Houston equal rights ordinance now on appeal

Houston equal rights ordinance now on appeal
Baptist Press staff
May 05, 2015

The push for a referendum on a controversial Houston ordinance has moved into appeals court, continuing the battle over sexual orientation and gender identity as protected classes under the city’s anti-discrimination laws.

“We talk about the days of my parents when poll taxes and other things were used to eliminate the process of the voting for minorities,” Willie Davis, pastor of MacGregor Palm Community Baptist Church, told reporters at a news April 30 conference called by the Houston Area Pastors Coalition.

“And here we have a city mayor … who denies the entire city of Houston the right to vote,” said Davis, one of nearly 100 individuals who circulated petitions to repeal the Houston Equal Rights Ordinance.

Davis’ comments came as pastors opposed to the ordinance announced their appeal of a district judge’s ruling April 17 on a jury’s mixed verdict two months earlier. Judge Robert Schaffer’s ruling left opponents 585 validated signatures short of qualifying for a citywide repeal vote in November.

The appeal sparked a second round of harsh words by the city’s lead attorney, Geoffrey Harrison.

Having “lost the jury verdict and lost the judge’s ruling,” Harrison said the opponents’ “misguided appeal sounds like a continuation of their three-ring circus of discrimination, intolerance and hate,” according to a report in the Houston Chronicle. After the April 17 district court ruling, Harrison said it was “a powerful smack-down against the forces of discrimination and intolerance.” Houston Mayor Annise Parker had made passage of the ordinance a priority for her administration.

Andy Taylor, lead counsel for pastors opposing the ordinance, told the Southern Baptist TEXAN that the appeal has three elements.

First, a writ of mandamus asks the Texas Supreme Court to order Houston City Secretary Anna Russell to verify the voter registration of all 54,000 petition signers – something she has not done since stopping her count just short of 20,000 after verifying the minimum number of signatures needed to pass the referendum. Her signature verification subsequently was dismissed by Parker and then-City Attorney Dave Feldman.

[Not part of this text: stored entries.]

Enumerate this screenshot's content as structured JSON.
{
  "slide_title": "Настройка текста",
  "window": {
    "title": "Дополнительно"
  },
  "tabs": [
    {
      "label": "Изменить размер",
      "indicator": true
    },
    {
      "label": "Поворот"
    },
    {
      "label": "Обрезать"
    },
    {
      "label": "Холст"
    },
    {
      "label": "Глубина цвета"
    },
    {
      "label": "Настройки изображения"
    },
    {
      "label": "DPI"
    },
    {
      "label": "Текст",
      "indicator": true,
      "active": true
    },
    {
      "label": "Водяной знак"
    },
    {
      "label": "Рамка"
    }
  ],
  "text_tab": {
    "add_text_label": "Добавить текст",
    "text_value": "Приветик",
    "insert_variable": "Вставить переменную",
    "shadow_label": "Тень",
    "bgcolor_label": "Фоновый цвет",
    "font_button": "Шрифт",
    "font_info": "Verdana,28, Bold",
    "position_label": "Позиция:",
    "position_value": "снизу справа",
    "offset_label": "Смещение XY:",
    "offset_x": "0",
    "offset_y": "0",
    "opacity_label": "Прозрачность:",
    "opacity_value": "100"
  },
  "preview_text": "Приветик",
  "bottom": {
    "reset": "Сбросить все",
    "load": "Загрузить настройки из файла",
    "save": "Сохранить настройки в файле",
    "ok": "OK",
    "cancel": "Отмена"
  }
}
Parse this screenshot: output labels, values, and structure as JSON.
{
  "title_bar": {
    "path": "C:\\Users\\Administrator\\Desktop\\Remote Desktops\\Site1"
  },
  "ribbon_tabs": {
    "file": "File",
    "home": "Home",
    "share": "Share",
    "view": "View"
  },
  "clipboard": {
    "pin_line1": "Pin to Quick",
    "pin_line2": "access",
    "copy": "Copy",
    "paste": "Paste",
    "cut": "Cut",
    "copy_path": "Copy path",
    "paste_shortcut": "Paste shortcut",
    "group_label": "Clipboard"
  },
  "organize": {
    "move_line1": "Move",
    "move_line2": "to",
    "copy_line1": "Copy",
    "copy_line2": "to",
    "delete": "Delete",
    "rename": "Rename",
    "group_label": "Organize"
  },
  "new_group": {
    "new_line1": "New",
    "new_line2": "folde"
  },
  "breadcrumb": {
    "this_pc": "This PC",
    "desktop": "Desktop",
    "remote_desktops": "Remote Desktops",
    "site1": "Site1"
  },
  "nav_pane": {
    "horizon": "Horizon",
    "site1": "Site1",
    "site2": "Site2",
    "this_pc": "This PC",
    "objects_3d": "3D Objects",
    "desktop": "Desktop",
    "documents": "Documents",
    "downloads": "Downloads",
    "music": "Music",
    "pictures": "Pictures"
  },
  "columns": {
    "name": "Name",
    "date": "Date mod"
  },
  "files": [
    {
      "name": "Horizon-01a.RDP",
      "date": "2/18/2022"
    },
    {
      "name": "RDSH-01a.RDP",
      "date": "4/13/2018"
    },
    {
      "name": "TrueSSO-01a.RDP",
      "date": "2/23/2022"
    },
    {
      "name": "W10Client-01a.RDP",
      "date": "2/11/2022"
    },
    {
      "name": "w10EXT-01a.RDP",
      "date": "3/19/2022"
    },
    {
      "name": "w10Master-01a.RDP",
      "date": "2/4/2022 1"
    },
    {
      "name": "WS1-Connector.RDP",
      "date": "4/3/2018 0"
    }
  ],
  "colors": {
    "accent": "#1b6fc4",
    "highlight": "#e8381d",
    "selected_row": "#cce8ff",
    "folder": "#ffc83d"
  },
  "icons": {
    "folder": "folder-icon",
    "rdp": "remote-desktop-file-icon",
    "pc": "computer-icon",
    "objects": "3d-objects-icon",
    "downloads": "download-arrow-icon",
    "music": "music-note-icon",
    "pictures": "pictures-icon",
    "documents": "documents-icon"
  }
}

Second, the appeal asks the Texas Court of Appeals to expedite the process, giving plaintiffs a hope of meeting the Aug. 18 deadline for placing the referendum on the November ballot, although the case is likely to go to the Texas Supreme Court.

Third, Taylor filed a writ of mandamus with the appellate court asking, again, for the expedited process. A writ of mandamus is a request of a court to rule without the full benefit of court proceedings, which can take six to 18 months. A writ of mandamus is rarely granted, but Taylor said because of time constraints his clients have no adequate remedy to their complaint.

Woodfill v. Parker will be heard by the 1st or 14th Texas Court of Appeals in Houston.

The Houston ordinance went into effect after Schaffer’s April 17 ruling.

Schaffer, of Houston’s 152nd District, rendered the post-trial judgment involving a range of city legal issues over what constitutes a valid signature on a petition. The judge spent two months sorting through a trial jury’s February verdict as well as ongoing legal motions from both the city and opponents of the ordinance.

Schaffer’s ruling credited the petition drive with 16,684 valid signatures – 585 short of the 17,269 requirement that would have placed the ordinance on the ballot last November, or 10 percent of the votes cast in the last mayoral election. The petition for a referendum was launched after Houston’s city council passed the controversial measure, called HERO by its supporters, in an 11-6 vote last May.

Opponents of HERO – led by the multi-ethnic No UNequal Rights Coalition – subsequently gathered nearly 54,000 signatures. Petitions circulated by 98 individuals underwent extensive legal challenges by city officials last August, at one point dropping the number of valid signatures to 3,905, though the petitions had notary public verifications.

(EDITOR’S NOTE – Reported by Bonnie Pritchett, a correspondent for the Southern Baptist TEXAN, and Art Toalston, editor of Baptist Press.)